Since the war broke out, there have been more soldiers milling around in the Palestinian half, and the power cuts are making the winters tougher, especially for the baby. We can hear the shellings, but they haven’t reached us so far. The Palestinian side of Beit Safafa is quiet, because they know that if they join the Intifada the Arab tenants will move out of the rented apartments, which are their main source of livelihood.

Almost all of the people in the Palestinian half have set aside a room for rental or built an extra home for citizens like us who are trying to leave their own village in favor of the big city. People feel solidarity with the ones who are being shelled just a short distance away, and they take up collections of toys and money for the refugee camps, but they won’t throw so much as a single stone at the Jewish soldiers who are underfoot everywhere. It’s embarrassing what people will do to make ends meet.

We have a small home. Our daughter sleeps with us in our room, and there’s a small kitchen and a small bathroom. When a Jew is killed, our landlady bakes basbussa and brings us a portion in a small dish. She takes off her head scarf and stuffs it in her mouth to muffle the sound. Then she gives muted cries of joy.

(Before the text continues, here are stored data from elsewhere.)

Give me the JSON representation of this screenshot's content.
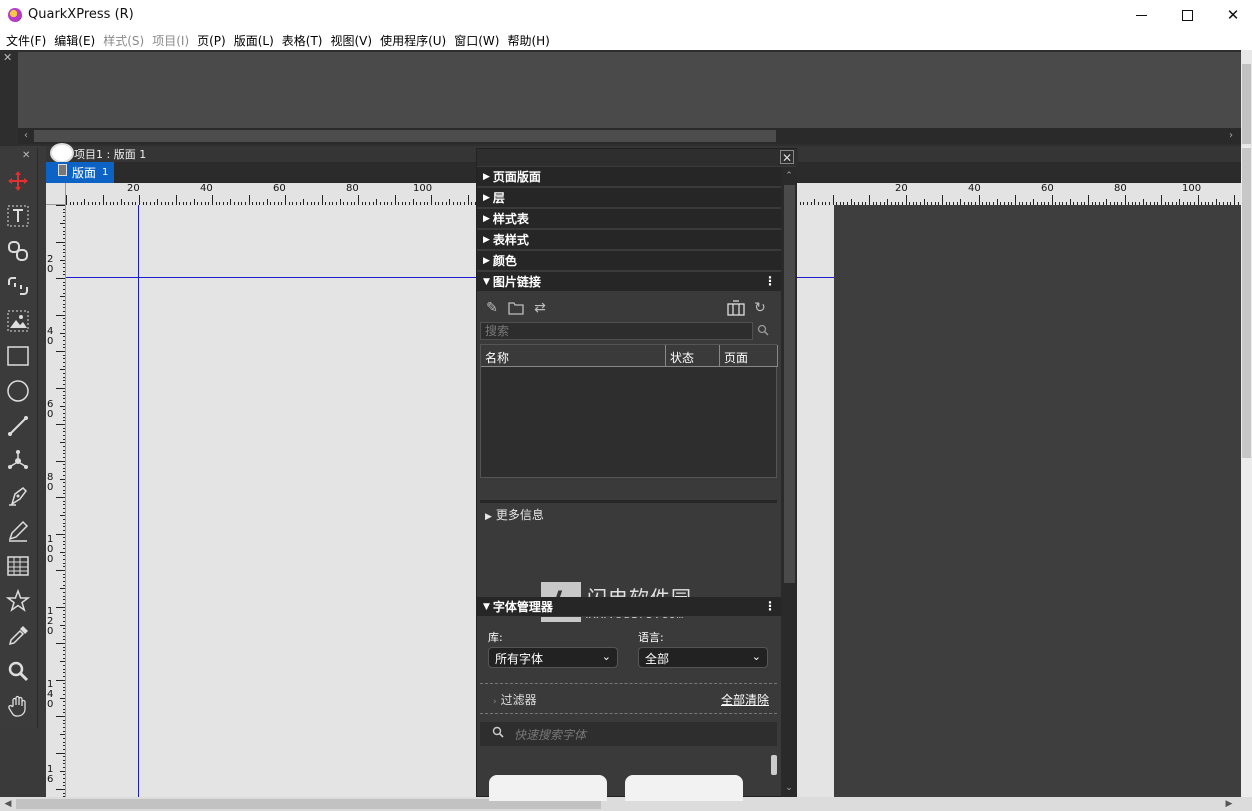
{
  "window": {
    "title": "QuarkXPress (R)",
    "minimize_glyph": "—",
    "close_glyph": "✕"
  },
  "menu": [
    {
      "label": "文件(F)",
      "enabled": true
    },
    {
      "label": "编辑(E)",
      "enabled": true
    },
    {
      "label": "样式(S)",
      "enabled": false
    },
    {
      "label": "项目(I)",
      "enabled": false
    },
    {
      "label": "页(P)",
      "enabled": true
    },
    {
      "label": "版面(L)",
      "enabled": true
    },
    {
      "label": "表格(T)",
      "enabled": true
    },
    {
      "label": "视图(V)",
      "enabled": true
    },
    {
      "label": "使用程序(U)",
      "enabled": true
    },
    {
      "label": "窗口(W)",
      "enabled": true
    },
    {
      "label": "帮助(H)",
      "enabled": true
    }
  ],
  "tools": [
    "move-icon",
    "text-box-icon",
    "text-link-icon",
    "text-unlink-icon",
    "picture-box-icon",
    "rectangle-icon",
    "oval-icon",
    "line-icon",
    "bezier-icon",
    "pen-icon",
    "pencil-icon",
    "table-icon",
    "star-icon",
    "eyedropper-icon",
    "zoom-icon",
    "hand-icon"
  ],
  "layout": {
    "document_title": "项目1 : 版面 1",
    "tab_label": "版面",
    "tab_number": "1"
  },
  "ruler": {
    "h_labels": [
      "20",
      "40",
      "60",
      "80",
      "100",
      "20",
      "40",
      "60",
      "80",
      "100"
    ],
    "v_labels": [
      "2\n0",
      "4\n0",
      "6\n0",
      "8\n0",
      "1\n0\n0",
      "1\n2\n0",
      "1\n4\n0",
      "1\n6"
    ]
  },
  "palette": {
    "sections": [
      {
        "label": "页面版面",
        "expanded": false
      },
      {
        "label": "层",
        "expanded": false
      },
      {
        "label": "样式表",
        "expanded": false
      },
      {
        "label": "表样式",
        "expanded": false
      },
      {
        "label": "颜色",
        "expanded": false
      },
      {
        "label": "图片链接",
        "expanded": true
      }
    ],
    "picture_links": {
      "search_placeholder": "搜索",
      "columns": [
        "名称",
        "状态",
        "页面"
      ],
      "more_info": "更多信息"
    },
    "watermark": {
      "title": "闪电软件园",
      "url": "www.sd173.com"
    },
    "font_manager": {
      "title": "字体管理器",
      "library_label": "库:",
      "library_value": "所有字体",
      "language_label": "语言:",
      "language_value": "全部",
      "filter_label": "过滤器",
      "clear_all": "全部清除",
      "quick_search_placeholder": "快速搜索字体"
    }
  }
}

Our landlady is a refugee from the village of Malcha. Sometimes she climbs up on the roof and looks down at her home. It’s still there, two meters away from the mosque. In 1948 she escaped to the southern part of Beit Safafa, which had become Jordanian, and since 1967 she’s been working at the Hebrew University. She’s head of a department, which means she’s in charge of the toilets on the law school campus. When the war broke out, her brother was praying at the El Aqsa Mosque, as he did every Friday — and was killed. He was a plumber, and he had a small Fiat. His sister used to call him every time our pipes were clogged. When our daughter was born, he arrived with his wife and children and brought us a present.

The Fashion Channel

I’m lying on the sofa, trying to entice myself with the fashion channel. Bridal gowns flash in front of me. I try to think back on my own wedding, but I’m too drunk for that. One of the landlord’s brothers has just gotten married. They kept the guest list small, with no music and no food. The two families only spent half an hour together.

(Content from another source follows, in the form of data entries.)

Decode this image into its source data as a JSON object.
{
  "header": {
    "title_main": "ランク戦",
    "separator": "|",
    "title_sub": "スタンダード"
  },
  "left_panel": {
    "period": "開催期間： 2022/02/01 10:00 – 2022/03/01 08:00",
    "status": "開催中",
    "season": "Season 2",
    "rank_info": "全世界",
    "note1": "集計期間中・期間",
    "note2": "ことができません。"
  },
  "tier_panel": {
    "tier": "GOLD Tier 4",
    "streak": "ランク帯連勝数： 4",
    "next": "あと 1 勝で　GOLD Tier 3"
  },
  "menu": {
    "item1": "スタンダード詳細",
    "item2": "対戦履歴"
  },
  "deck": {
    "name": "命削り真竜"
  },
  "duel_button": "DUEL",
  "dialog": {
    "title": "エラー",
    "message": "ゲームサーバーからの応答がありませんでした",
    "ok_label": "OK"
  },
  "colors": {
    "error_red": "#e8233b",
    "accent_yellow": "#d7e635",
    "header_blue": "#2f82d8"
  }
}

There’s shooting again, and another power cut. It wakes up my wife. I can’t understand why it’s the quiet that causes her to wake up. Or the darkness. She calls me from the bedroom, trying to talk loud enough for me to hear, but not so loud as to wake the baby. “The flashlight is on the TV,” she says.

In summer the shooting and the shelling are louder, especially at night. You sit there trying to imagine exactly where they’ve landed or to picture the helicopters homing in on a target, tilting downward and shooting. The pilots are the best. They must be my age, but with a good physique and a nice face. They’ll finish their nightly assignment, step out of the plane, and take off their helmets, and with an impressive flick of their wrist they’ll fix their hair. Fair hair, blond maybe, but it’s hard to tell in the dark. Especially since the alcohol throws me off.

Another salvo of shooting. My wife bends over, and her silhouette on the wall frightens me for a moment. “It’s as if we don’t belong.” She yawns. “We’re onlookers, like strangers, doing nothing.”

“Tomorrow. Tomorrow I’ll call the power company,” I tell her. “It can’t go on this way. I’ll sue them.”

I’ll sue my father too, for planting hope in my mind, for lying to me. For teaching me to sing:

“We’ll march through the streets, for united we stand Let us sing to our glorious nation, our land.”